When I skipped practice and decided that I wasn’t made for music, I reckoned without Beethoven. It’s years since my schooldays and now I find myself wishing I’d kept up my piano playing. I don’t beat myself up daily, of course, but when I hear piano works by Brahms, Chopin and Beethoven, I find myself repeating that familiar mantra, ‘If only…’ Amongst Beethoven’s revelatory works composed for his instrument, it’s the Piano Sonata No.23 – the 'Appassionata', which I believe captures the spirit of the man.
Let’s get the name out of the way first. Beethoven composed his F minor Piano Sonata in 1804, and it was published in Vienna three years later, but it wasn’t named the 'Appassionata' for another 30 years when a publisher needed to shift copies of a four-hand transcription of Beethoven’s explosive and dynamic sonata. When these ‘add on’ names properly fit the music, they have a habit of being universally adopted, which is exactly what’s happened to the less snappily titled Piano Sonata No.23 in F minor, op.57.

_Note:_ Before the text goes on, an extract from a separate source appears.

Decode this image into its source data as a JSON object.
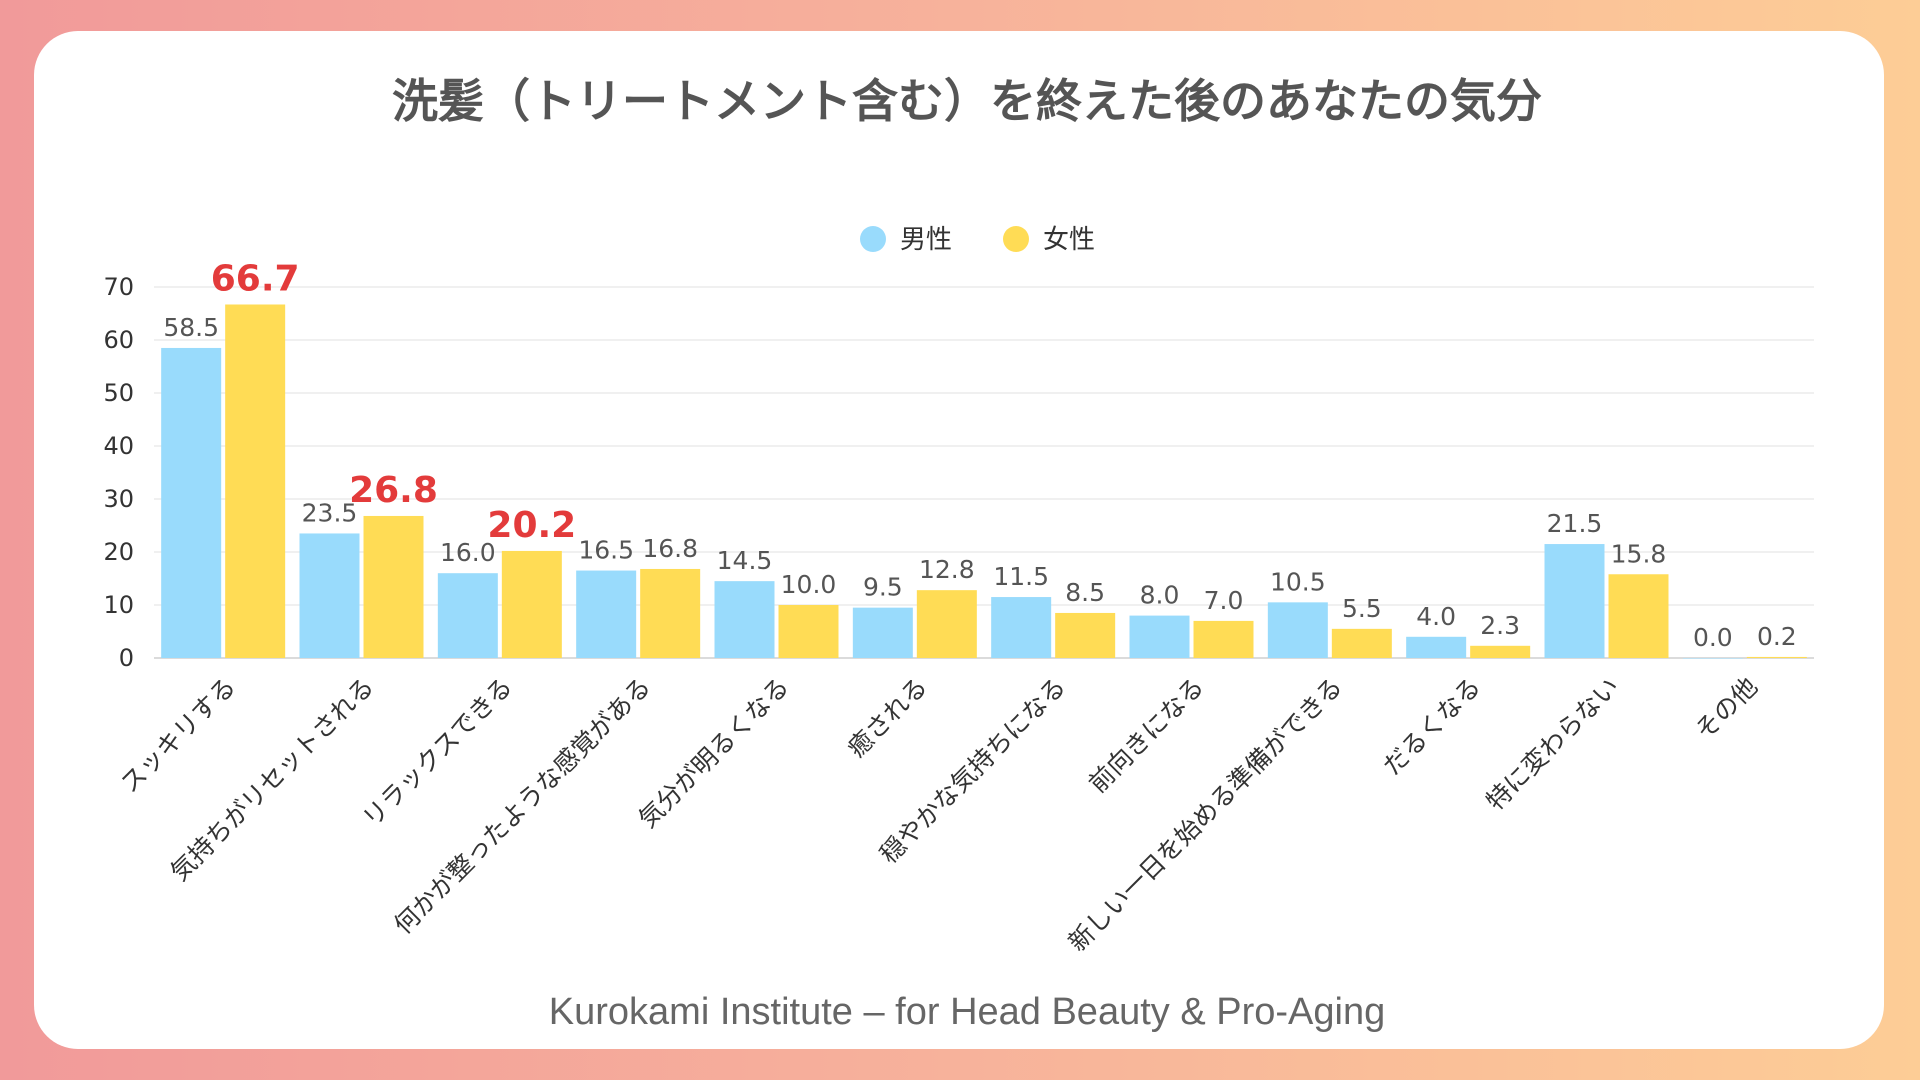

So what is it about this particular one of the 32 sonatas which seems to give us an insight into the passion at the very heart of the great composer? It’s easy to look at this period of his life immediately after the onset of his deafness and find examples of anger and despair, but nothing equates with - or prepares us for - the Sonata No.23, which Beethoven himself considered the greatest of all his sonatas. The man with the inside track on his teacher at this time was his virtuoso pupil, Carl Czerny, who wrote ‘There is no doubt that in many of his most beautiful works Beethoven was inspired by similar visions or pictures from his reading or from his own lively imagination. It is equally certain that if it were always possible to know the idea behind the composition, we would have the key to the music and its performance.'
Czerny also has a convenient visual for those struggling with the crashing chords, unexpected pauses and shockingly violent outbursts. 'If Beethoven, who was so fond of portraying scenes from nature, was perhaps thinking of ocean waves on a stormy night when from the distance a cry for help is heard, then such a picture will give the pianist a guide to the correct playing of this great tonal painting,' wrote Czerny, seeming to offer some palatable alternative to what I have always thought was a far more painful truth.

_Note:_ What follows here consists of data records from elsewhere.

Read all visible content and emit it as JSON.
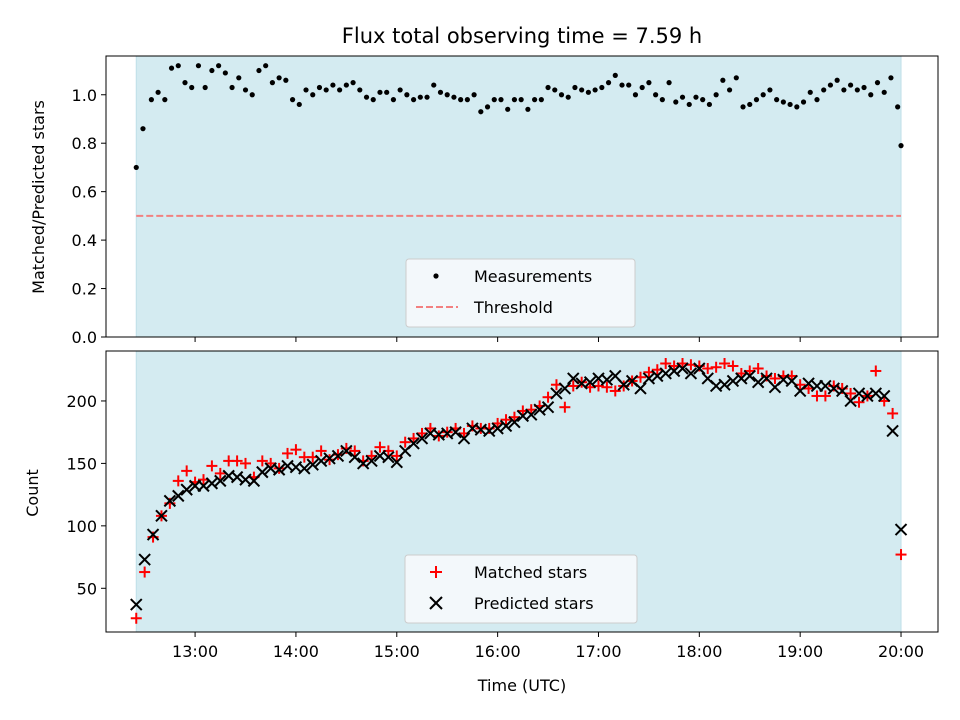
{
  "colors": {
    "shade": "#d4ebf1",
    "threshold": "#f28080",
    "matched": "#ff0000",
    "predicted": "#000000",
    "measurement": "#000000"
  },
  "chart_data": [
    {
      "type": "scatter",
      "title": "Flux total observing time = 7.59 h",
      "xlabel": "",
      "ylabel": "Matched/Predicted stars",
      "xlim": [
        "12:07",
        "20:22"
      ],
      "ylim": [
        0.0,
        1.16
      ],
      "x_ticks": [
        "13:00",
        "14:00",
        "15:00",
        "16:00",
        "17:00",
        "18:00",
        "19:00",
        "20:00"
      ],
      "y_ticks": [
        "0.0",
        "0.2",
        "0.4",
        "0.6",
        "0.8",
        "1.0"
      ],
      "y_tick_values": [
        0.0,
        0.2,
        0.4,
        0.6,
        0.8,
        1.0
      ],
      "shaded_span": [
        "12:25",
        "20:00"
      ],
      "threshold": 0.5,
      "legend": {
        "position": "lower center",
        "entries": [
          "Measurements",
          "Threshold"
        ]
      },
      "series": [
        {
          "name": "Measurements",
          "x": [
            "12:25",
            "12:29",
            "12:34",
            "12:38",
            "12:42",
            "12:46",
            "12:50",
            "12:54",
            "12:58",
            "13:02",
            "13:06",
            "13:10",
            "13:14",
            "13:18",
            "13:22",
            "13:26",
            "13:30",
            "13:34",
            "13:38",
            "13:42",
            "13:46",
            "13:50",
            "13:54",
            "13:58",
            "14:02",
            "14:06",
            "14:10",
            "14:14",
            "14:18",
            "14:22",
            "14:26",
            "14:30",
            "14:34",
            "14:38",
            "14:42",
            "14:46",
            "14:50",
            "14:54",
            "14:58",
            "15:02",
            "15:06",
            "15:10",
            "15:14",
            "15:18",
            "15:22",
            "15:26",
            "15:30",
            "15:34",
            "15:38",
            "15:42",
            "15:46",
            "15:50",
            "15:54",
            "15:58",
            "16:02",
            "16:06",
            "16:10",
            "16:14",
            "16:18",
            "16:22",
            "16:26",
            "16:30",
            "16:34",
            "16:38",
            "16:42",
            "16:46",
            "16:50",
            "16:54",
            "16:58",
            "17:02",
            "17:06",
            "17:10",
            "17:14",
            "17:18",
            "17:22",
            "17:26",
            "17:30",
            "17:34",
            "17:38",
            "17:42",
            "17:46",
            "17:50",
            "17:54",
            "17:58",
            "18:02",
            "18:06",
            "18:10",
            "18:14",
            "18:18",
            "18:22",
            "18:26",
            "18:30",
            "18:34",
            "18:38",
            "18:42",
            "18:46",
            "18:50",
            "18:54",
            "18:58",
            "19:02",
            "19:06",
            "19:10",
            "19:14",
            "19:18",
            "19:22",
            "19:26",
            "19:30",
            "19:34",
            "19:38",
            "19:42",
            "19:46",
            "19:50",
            "19:54",
            "19:58",
            "20:00"
          ],
          "y": [
            0.7,
            0.86,
            0.98,
            1.01,
            0.98,
            1.11,
            1.12,
            1.05,
            1.03,
            1.12,
            1.03,
            1.1,
            1.12,
            1.09,
            1.03,
            1.07,
            1.02,
            1.0,
            1.1,
            1.12,
            1.05,
            1.07,
            1.06,
            0.98,
            0.96,
            1.02,
            1.0,
            1.03,
            1.02,
            1.04,
            1.02,
            1.04,
            1.05,
            1.02,
            0.99,
            0.98,
            1.01,
            1.01,
            0.98,
            1.02,
            1.0,
            0.98,
            0.99,
            0.99,
            1.04,
            1.01,
            1.0,
            0.99,
            0.98,
            0.98,
            1.0,
            0.93,
            0.95,
            0.98,
            0.98,
            0.94,
            0.98,
            0.98,
            0.94,
            0.98,
            0.98,
            1.03,
            1.02,
            1.0,
            0.99,
            1.03,
            1.02,
            1.01,
            1.02,
            1.03,
            1.05,
            1.08,
            1.04,
            1.04,
            1.0,
            1.03,
            1.05,
            1.0,
            0.98,
            1.05,
            0.97,
            0.99,
            0.96,
            0.99,
            0.98,
            0.96,
            1.0,
            1.06,
            1.02,
            1.07,
            0.95,
            0.96,
            0.98,
            1.0,
            1.02,
            0.98,
            0.97,
            0.96,
            0.95,
            0.97,
            1.01,
            0.98,
            1.02,
            1.04,
            1.06,
            1.02,
            1.04,
            1.02,
            1.03,
            1.0,
            1.05,
            1.01,
            1.07,
            0.95,
            0.79
          ]
        }
      ]
    },
    {
      "type": "scatter",
      "title": "",
      "xlabel": "Time (UTC)",
      "ylabel": "Count",
      "xlim": [
        "12:07",
        "20:22"
      ],
      "ylim": [
        15,
        240
      ],
      "x_ticks": [
        "13:00",
        "14:00",
        "15:00",
        "16:00",
        "17:00",
        "18:00",
        "19:00",
        "20:00"
      ],
      "y_ticks": [
        "50",
        "100",
        "150",
        "200"
      ],
      "y_tick_values": [
        50,
        100,
        150,
        200
      ],
      "shaded_span": [
        "12:25",
        "20:00"
      ],
      "legend": {
        "position": "lower center",
        "entries": [
          "Matched stars",
          "Predicted stars"
        ]
      },
      "series": [
        {
          "name": "Matched stars",
          "x": [
            "12:25",
            "12:30",
            "12:35",
            "12:40",
            "12:45",
            "12:50",
            "12:55",
            "13:00",
            "13:05",
            "13:10",
            "13:15",
            "13:20",
            "13:25",
            "13:30",
            "13:35",
            "13:40",
            "13:45",
            "13:50",
            "13:55",
            "14:00",
            "14:05",
            "14:10",
            "14:15",
            "14:20",
            "14:25",
            "14:30",
            "14:35",
            "14:40",
            "14:45",
            "14:50",
            "14:55",
            "15:00",
            "15:05",
            "15:10",
            "15:15",
            "15:20",
            "15:25",
            "15:30",
            "15:35",
            "15:40",
            "15:45",
            "15:50",
            "15:55",
            "16:00",
            "16:05",
            "16:10",
            "16:15",
            "16:20",
            "16:25",
            "16:30",
            "16:35",
            "16:40",
            "16:45",
            "16:50",
            "16:55",
            "17:00",
            "17:05",
            "17:10",
            "17:15",
            "17:20",
            "17:25",
            "17:30",
            "17:35",
            "17:40",
            "17:45",
            "17:50",
            "17:55",
            "18:00",
            "18:05",
            "18:10",
            "18:15",
            "18:20",
            "18:25",
            "18:30",
            "18:35",
            "18:40",
            "18:45",
            "18:50",
            "18:55",
            "19:00",
            "19:05",
            "19:10",
            "19:15",
            "19:20",
            "19:25",
            "19:30",
            "19:35",
            "19:40",
            "19:45",
            "19:50",
            "19:55",
            "20:00"
          ],
          "y": [
            26,
            63,
            91,
            108,
            118,
            136,
            144,
            135,
            137,
            148,
            142,
            152,
            152,
            150,
            139,
            152,
            150,
            146,
            158,
            161,
            155,
            155,
            160,
            153,
            157,
            162,
            160,
            152,
            156,
            163,
            160,
            156,
            167,
            170,
            174,
            178,
            172,
            175,
            178,
            174,
            180,
            178,
            178,
            182,
            185,
            187,
            192,
            193,
            196,
            203,
            213,
            195,
            212,
            215,
            211,
            212,
            211,
            208,
            212,
            216,
            219,
            223,
            225,
            230,
            228,
            230,
            229,
            228,
            226,
            227,
            230,
            228,
            222,
            224,
            226,
            220,
            218,
            220,
            220,
            213,
            210,
            204,
            204,
            212,
            210,
            206,
            199,
            204,
            224,
            200,
            190,
            77
          ]
        },
        {
          "name": "Predicted stars",
          "x": [
            "12:25",
            "12:30",
            "12:35",
            "12:40",
            "12:45",
            "12:50",
            "12:55",
            "13:00",
            "13:05",
            "13:10",
            "13:15",
            "13:20",
            "13:25",
            "13:30",
            "13:35",
            "13:40",
            "13:45",
            "13:50",
            "13:55",
            "14:00",
            "14:05",
            "14:10",
            "14:15",
            "14:20",
            "14:25",
            "14:30",
            "14:35",
            "14:40",
            "14:45",
            "14:50",
            "14:55",
            "15:00",
            "15:05",
            "15:10",
            "15:15",
            "15:20",
            "15:25",
            "15:30",
            "15:35",
            "15:40",
            "15:45",
            "15:50",
            "15:55",
            "16:00",
            "16:05",
            "16:10",
            "16:15",
            "16:20",
            "16:25",
            "16:30",
            "16:35",
            "16:40",
            "16:45",
            "16:50",
            "16:55",
            "17:00",
            "17:05",
            "17:10",
            "17:15",
            "17:20",
            "17:25",
            "17:30",
            "17:35",
            "17:40",
            "17:45",
            "17:50",
            "17:55",
            "18:00",
            "18:05",
            "18:10",
            "18:15",
            "18:20",
            "18:25",
            "18:30",
            "18:35",
            "18:40",
            "18:45",
            "18:50",
            "18:55",
            "19:00",
            "19:05",
            "19:10",
            "19:15",
            "19:20",
            "19:25",
            "19:30",
            "19:35",
            "19:40",
            "19:45",
            "19:50",
            "19:55",
            "20:00"
          ],
          "y": [
            37,
            73,
            93,
            108,
            120,
            124,
            129,
            132,
            132,
            134,
            136,
            140,
            139,
            137,
            136,
            143,
            146,
            145,
            148,
            147,
            146,
            149,
            152,
            154,
            156,
            160,
            155,
            150,
            152,
            156,
            155,
            151,
            160,
            166,
            170,
            174,
            173,
            174,
            175,
            170,
            178,
            177,
            176,
            178,
            180,
            183,
            188,
            189,
            193,
            195,
            206,
            210,
            218,
            214,
            215,
            218,
            217,
            220,
            213,
            216,
            210,
            218,
            220,
            222,
            224,
            226,
            222,
            226,
            218,
            212,
            213,
            216,
            218,
            220,
            215,
            218,
            211,
            217,
            216,
            208,
            214,
            212,
            212,
            210,
            208,
            200,
            206,
            204,
            206,
            204,
            176,
            97
          ]
        }
      ]
    }
  ]
}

This is a piano work of tremendous contrasts, like its composer. Sometimes charming and often passionately in love, Beethoven was equally well known for his outbursts of temper and the arrogant, even cruel, way he would treat people. It’s said he laughed like a man unaccustomed to humour. This character of contradictions, facing the worst possible diagnosis for a musician, is never going to be easy to understand, but listening to the 'Appassionata', it’s possible to reconcile the expressive silences with the furious urgency of the finale, without necessarily knowing which is the ‘cry for help’ described by Czerny. But Beethoven does reveal himself in the piano pieces he wrote with the sole purpose of performing them himself. It means that centuries later, through these intensely personal works, and the 'Appassionata' in particular, we get a glimpse of that troubled heart.